Эта речь, из которой я привожу только то, что особенно врезалось мне в память, длилась достаточно долго, чтобы я мог проникнуться ею и подготовить ответ. Я еще был во власти размышлений, занимавших меня всю ночь, и упреки Теофеи не только не обижали меня, ее чувства и намерения не только меня не огорчали, а, наоборот, я был в восторге, что так подтверждаются мои догадки. Поэтому мнение, которое начало складываться у меня о ней, и радость, охватившая меня, только разгорались, пока я ее слушал, и если она хоть немного следила за мною, то не могла не заметить, что каждое слово, слетающее с ее уст, я встречаю с радостью и одобрением. Отвечая ей, я, однако, сдерживался, чтобы не придать окончанию нашей задушевной беседы оттенок какого-то легкомыслия или излишней пылкости.
— Любезная Теофея! — воскликнул я в избытке чувств, — вы устыдили меня своими упреками, которых, не скрою, еще вчера я никак не ожидал, но наша встреча зародила во мне некоторое сомнение в моей правоте, и я пришел сюда готовый признать свою вину.
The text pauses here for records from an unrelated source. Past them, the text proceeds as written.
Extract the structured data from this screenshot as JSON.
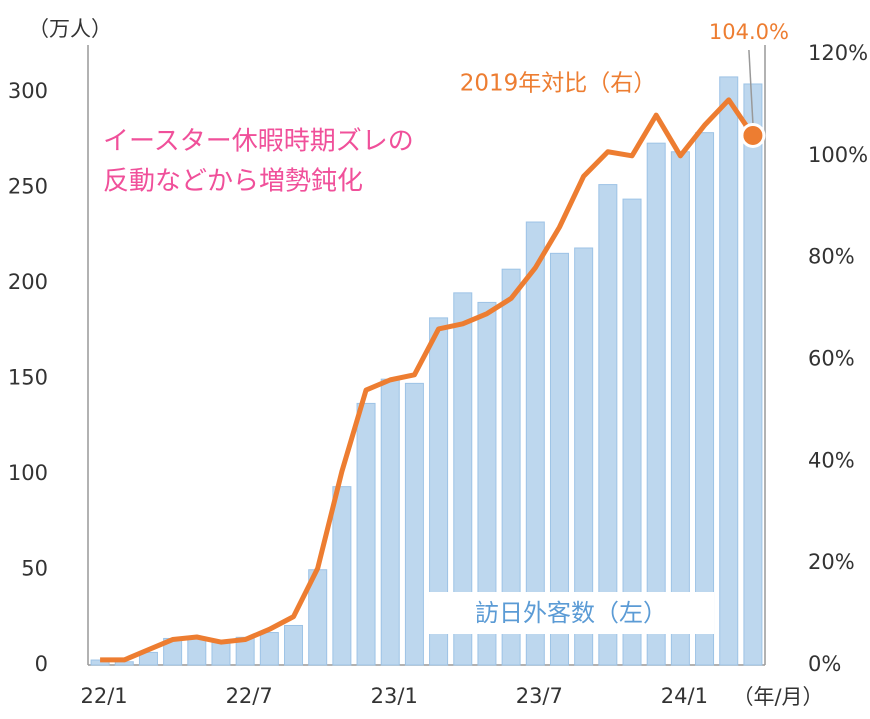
{
  "chart_data": {
    "type": "bar+line",
    "y_unit_label": "（万人）",
    "x_unit_label": "（年/月）",
    "annotation": [
      "イースター休暇時期ズレの",
      "反動などから増勢鈍化"
    ],
    "categories": [
      "22/1",
      null,
      null,
      null,
      null,
      null,
      "22/7",
      null,
      null,
      null,
      null,
      null,
      "23/1",
      null,
      null,
      null,
      null,
      null,
      "23/7",
      null,
      null,
      null,
      null,
      null,
      "24/1",
      null,
      null,
      null
    ],
    "series": [
      {
        "name": "訪日外客数（左）",
        "type": "bar",
        "color": "#bdd7ee",
        "axis": "y",
        "values": [
          2.6,
          1.7,
          6.6,
          13.9,
          14.7,
          12,
          14.5,
          17,
          20.7,
          49.9,
          93.4,
          137,
          149.7,
          147.5,
          181.8,
          194.9,
          189.9,
          207.3,
          232,
          215.6,
          218.4,
          251.6,
          244,
          273.3,
          268.8,
          278.8,
          308,
          304.3
        ]
      },
      {
        "name": "2019年対比（右）",
        "type": "line",
        "color": "#ed7d31",
        "axis": "y2",
        "values": [
          1,
          1,
          3,
          5,
          5.5,
          4.5,
          5,
          7,
          9.5,
          19,
          38,
          54,
          56,
          57,
          66,
          67,
          69,
          72,
          78,
          86,
          96,
          100.8,
          100,
          108,
          100,
          106,
          111,
          104
        ],
        "value_labels": [
          null,
          null,
          null,
          null,
          null,
          null,
          null,
          null,
          null,
          null,
          null,
          null,
          null,
          null,
          null,
          null,
          null,
          null,
          null,
          null,
          null,
          null,
          null,
          null,
          null,
          null,
          null,
          "104.0%"
        ]
      }
    ],
    "ylim": [
      0,
      320
    ],
    "yticks": [
      0,
      50,
      100,
      150,
      200,
      250,
      300
    ],
    "y2lim": [
      0,
      120
    ],
    "y2ticks": [
      {
        "value": 0,
        "label": "0%"
      },
      {
        "value": 20,
        "label": "20%"
      },
      {
        "value": 40,
        "label": "40%"
      },
      {
        "value": 60,
        "label": "60%"
      },
      {
        "value": 80,
        "label": "80%"
      },
      {
        "value": 100,
        "label": "100%"
      },
      {
        "value": 120,
        "label": "120%"
      }
    ],
    "grid": false
  }
}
Если вы спросите, почему я оказался виноватым, то скажу, что никак не мог предположить то, что сейчас услыхал с таким восторгом и что мне казалось бы невероятным, не будь тому столь убедительных доказательств. Я ставлю себе в упрек, что до сего времени скорее восхищался вами, чем вас уважал. Подумайте только: когда знаешь, что вкус к добродетели весьма редко встречается в странах, наиболее облагодетельствованных небесами, когда сам чувствуешь, как трудно блюсти ее, легко ли поверить, что в самой Турции молодая особа вашего возраста, едва лишь вышедшая из сераля, не только по рассудку, но и по склонности вдруг приобщается к самой возвышенной нравственности? Что я сказал, что сделал, чтобы вдохновить вас на нее? Разве несколько случайных замечаний о европейских обычаях могли зародить в вашем сердце столь благие устремления? Нет, нет, вы обязаны этим лишь себе самой, и ваше воспитание, которое сковывало эти устремления силою привычки, — не что иное, как невзгоды судьбы, за которые вас никак нельзя осуждать.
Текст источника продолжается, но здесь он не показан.